She had her baby, Alexis Olympia, by emergency casesarean section after the baby’s heartrate dropped dramatically during labour.

Williams has a history of blood clots, but she had to come off anticoagulants because of the c-section, so when she felt short of breath the following day, she found a nurse and told her she needed a CT scan with contrast and IV heparin (a blood thinner) right away.

According to Williams, the nurse thought her pain medication was making her confused. Luckily, Williams stood her ground, and a doctor performed an ultrasound on her legs, while Williams insisted that what she needed was not an ultrasound, but a CT scan.
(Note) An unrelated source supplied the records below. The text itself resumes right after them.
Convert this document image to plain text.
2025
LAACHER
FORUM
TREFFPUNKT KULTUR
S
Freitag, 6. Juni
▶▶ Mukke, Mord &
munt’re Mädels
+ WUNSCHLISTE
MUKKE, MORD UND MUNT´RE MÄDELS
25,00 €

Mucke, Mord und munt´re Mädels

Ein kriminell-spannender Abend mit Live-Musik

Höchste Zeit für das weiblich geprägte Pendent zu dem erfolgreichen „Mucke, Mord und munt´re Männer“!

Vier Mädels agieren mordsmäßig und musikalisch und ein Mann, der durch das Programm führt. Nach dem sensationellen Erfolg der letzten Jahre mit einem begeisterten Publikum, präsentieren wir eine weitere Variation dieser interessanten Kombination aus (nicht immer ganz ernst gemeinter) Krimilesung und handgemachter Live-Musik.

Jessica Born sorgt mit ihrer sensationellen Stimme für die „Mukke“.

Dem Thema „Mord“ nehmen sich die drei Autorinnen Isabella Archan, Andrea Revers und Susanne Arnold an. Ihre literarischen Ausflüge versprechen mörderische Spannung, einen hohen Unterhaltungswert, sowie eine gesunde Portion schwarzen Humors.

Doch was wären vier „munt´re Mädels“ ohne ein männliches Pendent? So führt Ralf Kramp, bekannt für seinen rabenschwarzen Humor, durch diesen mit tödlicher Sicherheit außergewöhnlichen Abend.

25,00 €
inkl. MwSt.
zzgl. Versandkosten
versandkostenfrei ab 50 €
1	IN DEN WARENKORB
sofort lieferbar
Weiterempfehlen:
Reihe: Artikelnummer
When the ultrasound found nothing, they sent her for a CT scan, which revealed several small blood clots in her lungs and they were able to treat her with anticoagulants.

That wasn’t the end of it. As Vogue tells it:

“Her fresh C-section wound popped open from the intense coughing spells caused by the pulmonary embolism, and when she returned to surgery, they found that a large hematoma had flooded her abdomen, the result of a medical catch-22 in which the potentially lifesaving blood thinner caused hemorrhaging at the site of her C-section. She returned yet again to the OR to have a filter inserted into a major vein, in order to prevent more clots from dislodging and traveling into her lungs. Serena came home a week later only to find that the night nurse had fallen through, and she spent the first six weeks of motherhood unable to get out of bed.”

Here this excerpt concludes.